NASA, ESA, CSA, and STScI

An unexpected discovery

On the James Webb Telescope there is a tool called NIRSpec which is able to detect the light coming from a galaxy in the telescope’s field of view, to isolate it and to analyze it to deduce its chemical signatures, namely the guy and the quantity from chemical elements that compose it.

What NASA experts have discovered by observing the light spectrum of that distant red galaxy portrayed in the first image of the JWST is the presence of the emission line of the ionized gaseous oxygen (at a wavelength of 436.3 nanometers). It is a landmark which, compared to the lines of other elements of the emission spectrum, allows us to understand different ones features of the galaxy: what is yours composition (how many metals, ie elements heavier than helium, there are actually), what is yours temperature, how many stars is forming.
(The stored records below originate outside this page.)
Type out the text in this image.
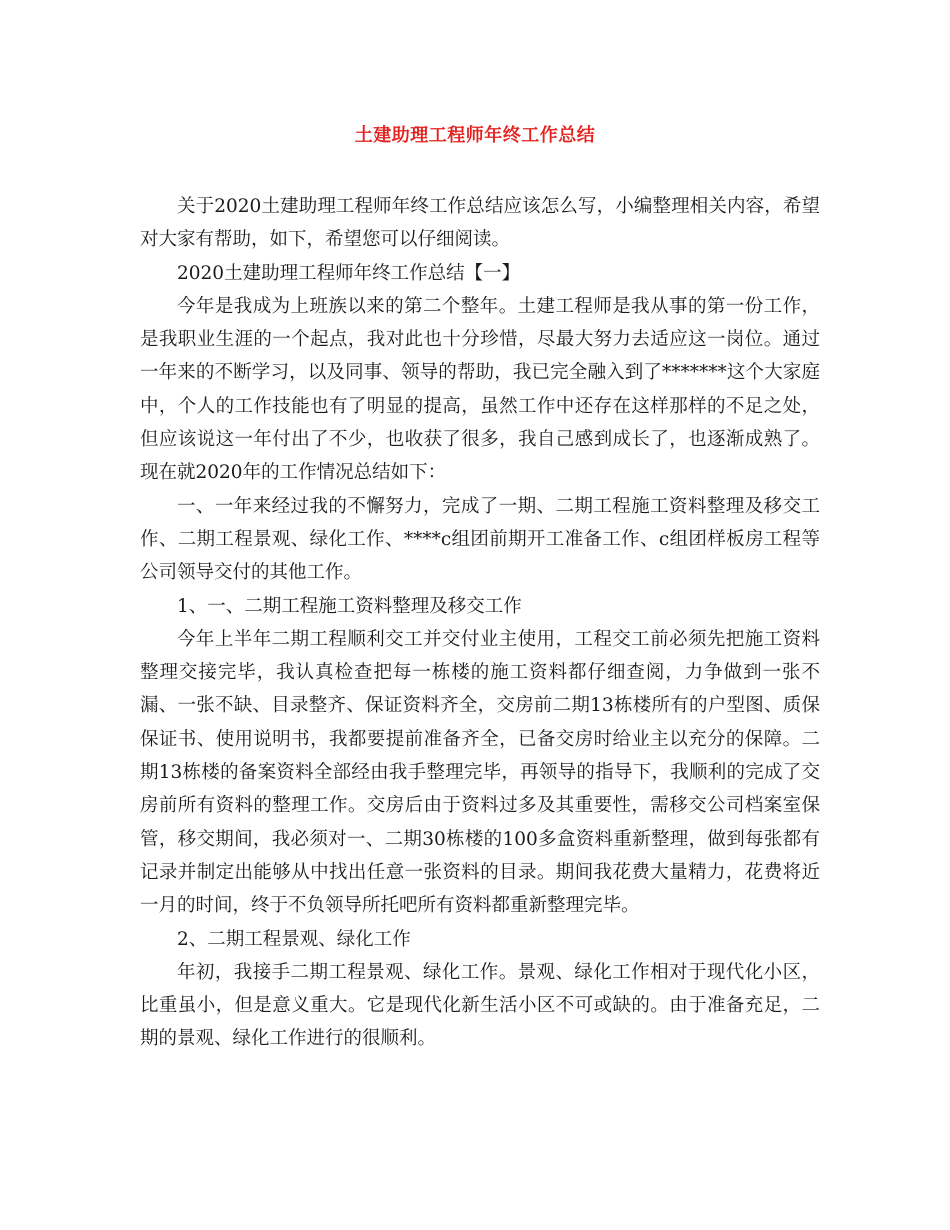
土建助理工程师年终工作总结

关于2020土建助理工程师年终工作总结应该怎么写，小编整理相关内容，希望对大家有帮助，如下，希望您可以仔细阅读。

2020土建助理工程师年终工作总结【一】

今年是我成为上班族以来的第二个整年。土建工程师是我从事的第一份工作，是我职业生涯的一个起点，我对此也十分珍惜，尽最大努力去适应这一岗位。通过一年来的不断学习，以及同事、领导的帮助，我已完全融入到了*******这个大家庭中，个人的工作技能也有了明显的提高，虽然工作中还存在这样那样的不足之处，但应该说这一年付出了不少，也收获了很多，我自己感到成长了，也逐渐成熟了。现在就2020年的工作情况总结如下：

一、一年来经过我的不懈努力，完成了一期、二期工程施工资料整理及移交工作、二期工程景观、绿化工作、****c组团前期开工准备工作、c组团样板房工程等公司领导交付的其他工作。

1、一、二期工程施工资料整理及移交工作

今年上半年二期工程顺利交工并交付业主使用，工程交工前必须先把施工资料整理交接完毕，我认真检查把每一栋楼的施工资料都仔细查阅，力争做到一张不漏、一张不缺、目录整齐、保证资料齐全，交房前二期13栋楼所有的户型图、质保保证书、使用说明书，我都要提前准备齐全，已备交房时给业主以充分的保障。二期13栋楼的备案资料全部经由我手整理完毕，再领导的指导下，我顺利的完成了交房前所有资料的整理工作。交房后由于资料过多及其重要性，需移交公司档案室保管，移交期间，我必须对一、二期30栋楼的100多盒资料重新整理，做到每张都有记录并制定出能够从中找出任意一张资料的目录。期间我花费大量精力，花费将近一月的时间，终于不负领导所托吧所有资料都重新整理完毕。

2、二期工程景观、绿化工作

年初，我接手二期工程景观、绿化工作。景观、绿化工作相对于现代化小区，比重虽小，但是意义重大。它是现代化新生活小区不可或缺的。由于准备充足，二期的景观、绿化工作进行的很顺利。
As explained to New Scientist Andrew Bunker of the University of Oxford and a member of the NIRSpec team, looking for the emission line of the ionized gaseous oxygen in distant galaxies it was one of the objectives that they had proposed, but no one would have expected to find it in one of the first images transmitted by the Jwst. That was not the purpose of the image, and the discovery has so taken by surprise that it seems that the galaxy in question has never even been cataloged before.
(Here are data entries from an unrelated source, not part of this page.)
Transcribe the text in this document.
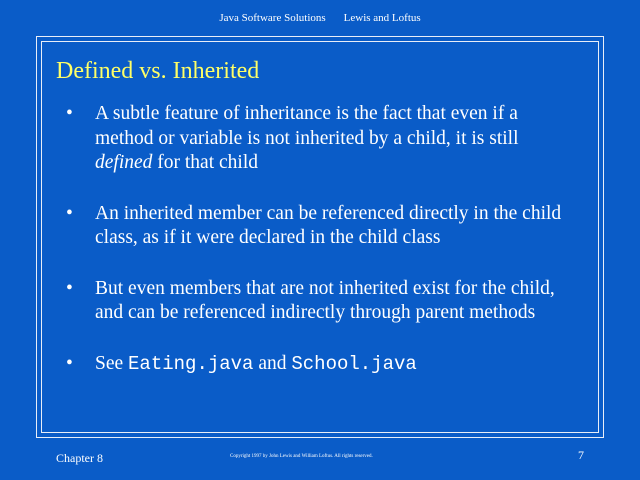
Java Software Solutions Lewis and Loftus
Defined vs. Inherited
• A subtle feature of inheritance is the fact that even if a method or variable is not inherited by a child, it is still defined for that child
• An inherited member can be referenced directly in the child class, as if it were declared in the child class
• But even members that are not inherited exist for the child, and can be referenced indirectly through parent methods
• See Eating.java and School.java
Chapter 8	Copyright 1997 by John Lewis and William Loftus. All rights reserved.	7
A window on the evolution of the Universe

Knowing more about a 13.1 billion-year-old galaxy could help you get an idea of ​​what the Universe must have looked like in the near future. big Bang, of which we know almost nothing. The Jwst can “see” back in time, finding more and more distant galaxies: the comparison of the emission spectra of different galaxies at that same epoch, which Jwst will be able to see, and of galaxies at different epochs, will allow us to reconstruct its evolution.